Less than three-quarters of the mothers had a gravidity of four or fewer (302, 72.1%).

 

  • Same comment about parity, gravity and age. Please provide information as a numerical variable (mean or median, according to data distribution).

 

Thank you for the feedback. We have revised all those variables and provided the mean and standard deviation for all continuous variables in the revised manuscript.

 

 

  • Please provide a deeper explanation about the results of Figure 1. Why vaccination was no available or vaccinator was absent?
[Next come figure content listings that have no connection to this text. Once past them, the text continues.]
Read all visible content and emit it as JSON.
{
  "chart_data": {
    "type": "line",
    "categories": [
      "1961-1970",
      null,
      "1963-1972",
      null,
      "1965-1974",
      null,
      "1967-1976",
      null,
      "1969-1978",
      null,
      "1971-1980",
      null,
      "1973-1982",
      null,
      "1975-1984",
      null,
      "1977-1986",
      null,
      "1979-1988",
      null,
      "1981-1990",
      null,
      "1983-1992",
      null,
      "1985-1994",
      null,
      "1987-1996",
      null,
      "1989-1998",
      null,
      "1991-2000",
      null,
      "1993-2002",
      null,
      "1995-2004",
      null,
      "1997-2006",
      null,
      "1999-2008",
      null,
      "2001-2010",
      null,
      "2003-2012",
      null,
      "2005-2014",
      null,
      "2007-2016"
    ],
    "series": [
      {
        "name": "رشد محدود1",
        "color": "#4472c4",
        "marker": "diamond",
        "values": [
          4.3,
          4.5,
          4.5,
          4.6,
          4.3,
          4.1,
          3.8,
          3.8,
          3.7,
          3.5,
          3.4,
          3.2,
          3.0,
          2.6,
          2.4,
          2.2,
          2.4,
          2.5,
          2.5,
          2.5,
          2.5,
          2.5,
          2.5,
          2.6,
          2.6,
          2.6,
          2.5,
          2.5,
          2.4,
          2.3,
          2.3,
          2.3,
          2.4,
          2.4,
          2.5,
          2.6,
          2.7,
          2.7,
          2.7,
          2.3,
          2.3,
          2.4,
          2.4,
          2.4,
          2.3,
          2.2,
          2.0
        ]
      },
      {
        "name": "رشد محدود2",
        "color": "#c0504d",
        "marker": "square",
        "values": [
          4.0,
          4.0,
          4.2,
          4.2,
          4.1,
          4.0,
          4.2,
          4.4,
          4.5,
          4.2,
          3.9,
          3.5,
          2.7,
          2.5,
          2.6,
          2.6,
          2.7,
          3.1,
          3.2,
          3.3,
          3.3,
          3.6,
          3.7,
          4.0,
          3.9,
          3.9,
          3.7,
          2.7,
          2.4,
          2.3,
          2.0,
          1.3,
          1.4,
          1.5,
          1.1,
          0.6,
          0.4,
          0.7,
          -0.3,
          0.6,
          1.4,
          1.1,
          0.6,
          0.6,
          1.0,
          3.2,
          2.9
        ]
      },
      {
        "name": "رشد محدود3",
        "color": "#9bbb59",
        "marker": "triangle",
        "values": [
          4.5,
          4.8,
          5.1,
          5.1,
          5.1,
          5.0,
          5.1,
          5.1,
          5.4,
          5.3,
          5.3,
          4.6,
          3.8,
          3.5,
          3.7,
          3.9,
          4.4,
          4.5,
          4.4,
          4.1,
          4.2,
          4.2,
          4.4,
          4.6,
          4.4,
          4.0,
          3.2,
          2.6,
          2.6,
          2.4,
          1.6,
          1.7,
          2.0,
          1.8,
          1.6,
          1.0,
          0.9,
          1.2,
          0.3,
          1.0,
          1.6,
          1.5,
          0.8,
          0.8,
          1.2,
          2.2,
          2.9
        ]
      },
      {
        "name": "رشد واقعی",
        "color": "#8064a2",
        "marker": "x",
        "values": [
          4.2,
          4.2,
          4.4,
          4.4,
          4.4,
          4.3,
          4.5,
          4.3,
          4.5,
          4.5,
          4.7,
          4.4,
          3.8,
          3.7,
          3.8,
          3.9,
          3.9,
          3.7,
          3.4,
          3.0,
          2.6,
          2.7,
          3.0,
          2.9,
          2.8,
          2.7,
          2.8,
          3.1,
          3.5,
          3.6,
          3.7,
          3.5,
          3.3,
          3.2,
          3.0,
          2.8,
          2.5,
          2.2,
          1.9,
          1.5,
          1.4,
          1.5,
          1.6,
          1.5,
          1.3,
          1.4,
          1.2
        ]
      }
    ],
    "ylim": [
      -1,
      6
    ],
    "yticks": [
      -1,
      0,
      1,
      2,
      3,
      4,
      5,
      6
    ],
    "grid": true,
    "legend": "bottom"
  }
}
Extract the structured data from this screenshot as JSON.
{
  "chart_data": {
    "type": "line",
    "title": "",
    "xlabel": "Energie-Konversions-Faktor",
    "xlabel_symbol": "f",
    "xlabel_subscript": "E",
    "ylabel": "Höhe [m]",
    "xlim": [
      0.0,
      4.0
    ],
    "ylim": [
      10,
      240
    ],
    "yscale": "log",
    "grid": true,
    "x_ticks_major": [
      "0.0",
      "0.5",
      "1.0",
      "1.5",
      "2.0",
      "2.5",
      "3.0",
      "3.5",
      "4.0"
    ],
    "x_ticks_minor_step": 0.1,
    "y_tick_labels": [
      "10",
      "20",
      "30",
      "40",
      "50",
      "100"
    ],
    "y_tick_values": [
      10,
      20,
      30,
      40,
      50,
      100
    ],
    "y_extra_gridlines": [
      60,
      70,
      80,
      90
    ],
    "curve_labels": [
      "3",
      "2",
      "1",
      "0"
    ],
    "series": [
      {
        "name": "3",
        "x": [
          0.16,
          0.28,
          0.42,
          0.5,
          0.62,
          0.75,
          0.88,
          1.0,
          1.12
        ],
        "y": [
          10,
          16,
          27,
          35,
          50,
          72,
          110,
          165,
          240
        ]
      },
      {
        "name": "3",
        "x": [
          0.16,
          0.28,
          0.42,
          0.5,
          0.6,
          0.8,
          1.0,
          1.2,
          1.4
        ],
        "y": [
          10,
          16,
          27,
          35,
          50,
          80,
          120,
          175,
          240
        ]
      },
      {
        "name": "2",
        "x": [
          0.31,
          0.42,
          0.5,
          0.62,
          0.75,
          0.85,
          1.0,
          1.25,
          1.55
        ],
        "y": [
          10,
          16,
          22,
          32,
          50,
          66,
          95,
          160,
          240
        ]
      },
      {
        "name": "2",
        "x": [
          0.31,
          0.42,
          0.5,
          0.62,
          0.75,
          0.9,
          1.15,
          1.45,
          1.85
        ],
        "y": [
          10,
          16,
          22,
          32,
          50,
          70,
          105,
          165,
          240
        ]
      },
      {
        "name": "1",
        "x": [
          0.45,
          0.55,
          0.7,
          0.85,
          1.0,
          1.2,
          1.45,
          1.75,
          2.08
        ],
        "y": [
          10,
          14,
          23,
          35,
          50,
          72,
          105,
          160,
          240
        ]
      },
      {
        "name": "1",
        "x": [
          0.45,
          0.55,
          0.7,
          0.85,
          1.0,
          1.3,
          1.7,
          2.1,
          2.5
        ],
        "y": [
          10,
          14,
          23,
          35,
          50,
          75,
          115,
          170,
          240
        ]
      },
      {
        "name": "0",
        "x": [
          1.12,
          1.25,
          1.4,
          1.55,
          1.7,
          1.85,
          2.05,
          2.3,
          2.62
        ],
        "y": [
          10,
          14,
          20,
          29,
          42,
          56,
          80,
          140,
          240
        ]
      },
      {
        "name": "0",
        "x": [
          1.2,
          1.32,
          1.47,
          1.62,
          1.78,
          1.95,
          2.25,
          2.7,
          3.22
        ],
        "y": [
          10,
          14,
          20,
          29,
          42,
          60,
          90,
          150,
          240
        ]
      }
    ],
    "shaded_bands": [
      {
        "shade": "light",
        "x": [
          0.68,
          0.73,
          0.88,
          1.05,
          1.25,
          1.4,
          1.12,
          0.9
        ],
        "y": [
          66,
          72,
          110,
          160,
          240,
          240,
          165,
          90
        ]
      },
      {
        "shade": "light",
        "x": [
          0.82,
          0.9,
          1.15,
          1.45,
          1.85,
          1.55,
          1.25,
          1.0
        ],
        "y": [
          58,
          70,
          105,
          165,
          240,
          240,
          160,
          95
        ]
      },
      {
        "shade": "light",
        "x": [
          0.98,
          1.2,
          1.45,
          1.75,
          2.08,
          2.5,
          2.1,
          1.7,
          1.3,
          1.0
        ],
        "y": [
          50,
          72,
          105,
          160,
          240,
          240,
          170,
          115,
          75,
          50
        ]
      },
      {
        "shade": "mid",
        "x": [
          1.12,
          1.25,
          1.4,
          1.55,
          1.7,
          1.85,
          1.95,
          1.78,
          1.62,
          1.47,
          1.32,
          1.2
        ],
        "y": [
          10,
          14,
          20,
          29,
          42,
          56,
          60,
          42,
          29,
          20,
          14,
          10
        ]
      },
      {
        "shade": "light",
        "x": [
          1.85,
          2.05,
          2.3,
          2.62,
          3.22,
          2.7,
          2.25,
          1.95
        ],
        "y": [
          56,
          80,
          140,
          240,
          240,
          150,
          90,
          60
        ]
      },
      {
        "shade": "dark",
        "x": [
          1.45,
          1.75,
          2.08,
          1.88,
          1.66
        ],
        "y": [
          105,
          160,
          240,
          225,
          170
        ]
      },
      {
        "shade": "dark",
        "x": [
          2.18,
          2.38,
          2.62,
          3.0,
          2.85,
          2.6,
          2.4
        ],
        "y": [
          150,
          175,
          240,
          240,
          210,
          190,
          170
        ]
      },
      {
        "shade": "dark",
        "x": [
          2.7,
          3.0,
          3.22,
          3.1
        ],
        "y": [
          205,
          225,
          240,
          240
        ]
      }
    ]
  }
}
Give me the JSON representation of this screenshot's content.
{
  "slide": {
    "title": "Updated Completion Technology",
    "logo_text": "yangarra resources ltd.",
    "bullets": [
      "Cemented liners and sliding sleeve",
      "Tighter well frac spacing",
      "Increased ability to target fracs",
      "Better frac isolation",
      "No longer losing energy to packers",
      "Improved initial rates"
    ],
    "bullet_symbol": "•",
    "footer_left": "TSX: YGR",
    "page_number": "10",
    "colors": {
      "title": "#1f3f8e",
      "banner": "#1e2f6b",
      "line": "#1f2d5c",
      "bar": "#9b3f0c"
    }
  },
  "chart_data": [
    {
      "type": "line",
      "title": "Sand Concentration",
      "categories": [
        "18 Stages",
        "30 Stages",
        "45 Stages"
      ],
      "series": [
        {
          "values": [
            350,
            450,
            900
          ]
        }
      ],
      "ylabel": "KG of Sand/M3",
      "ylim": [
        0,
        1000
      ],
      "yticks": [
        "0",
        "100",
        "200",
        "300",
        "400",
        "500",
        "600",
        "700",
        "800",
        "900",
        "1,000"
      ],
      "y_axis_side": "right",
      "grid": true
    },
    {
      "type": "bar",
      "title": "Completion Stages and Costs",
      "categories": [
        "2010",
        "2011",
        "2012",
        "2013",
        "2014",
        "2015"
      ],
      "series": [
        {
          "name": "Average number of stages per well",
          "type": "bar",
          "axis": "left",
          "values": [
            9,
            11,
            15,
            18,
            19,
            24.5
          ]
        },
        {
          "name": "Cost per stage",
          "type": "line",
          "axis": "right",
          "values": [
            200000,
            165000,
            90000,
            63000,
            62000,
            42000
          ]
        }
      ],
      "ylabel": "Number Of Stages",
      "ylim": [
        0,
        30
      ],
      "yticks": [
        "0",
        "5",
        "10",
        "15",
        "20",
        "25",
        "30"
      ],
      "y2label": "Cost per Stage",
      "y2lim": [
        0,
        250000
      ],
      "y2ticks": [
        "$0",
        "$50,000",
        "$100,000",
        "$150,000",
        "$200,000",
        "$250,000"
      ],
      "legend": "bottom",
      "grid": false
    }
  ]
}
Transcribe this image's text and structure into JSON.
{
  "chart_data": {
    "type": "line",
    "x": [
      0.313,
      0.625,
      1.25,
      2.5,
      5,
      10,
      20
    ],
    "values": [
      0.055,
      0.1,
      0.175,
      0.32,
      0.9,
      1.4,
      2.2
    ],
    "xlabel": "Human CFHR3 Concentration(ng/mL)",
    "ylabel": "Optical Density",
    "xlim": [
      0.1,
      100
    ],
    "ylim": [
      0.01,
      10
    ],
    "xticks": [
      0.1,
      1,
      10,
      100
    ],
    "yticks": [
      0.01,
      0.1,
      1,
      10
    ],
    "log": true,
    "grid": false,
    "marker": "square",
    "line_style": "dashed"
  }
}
Thank you for the feedback. The absence of vaccinators in the Afar region highlights significant human resource challenges, including shortages of trained healthcare workers, high turnover, and absenteeism due to harsh living conditions and limited career prospects. Additionally, operational difficulties such as inadequate transportation and security concerns further hinder the presence of vaccinators, exacerbating the region's struggle to maintain consistent immunization services.

 

  • Please compare table 6 (in discussion) with other coverage of other similar countries. Which is the difference between results on table 6 and the data reported to WHO.?

 

Thank you for the feedback. We revised the discussion with this and the other reviewers

 

  • Improve figure 2, you cannot have more than 1. Also chance absolute numbers to %

 

Thank you for the feedback.  We revised and included in the revised manuscript

 

  • Results of table 7 can be related or explained by the religion?

 

Thank you for the feedback. Religious beliefs and practices can sometimes act as barriers to vaccinating children, either directly influencing parents' decisions or indirectly through community norms and pressures.

 

  • Extend your discussion section. Thank you for the feedback. We have revised the discussion based on the three reviewers. We add and expand the discussion very well.

 

 

Round 2

Reviewer 3 Report

Comments and Suggestions for Authors

I am glad with all the modifications.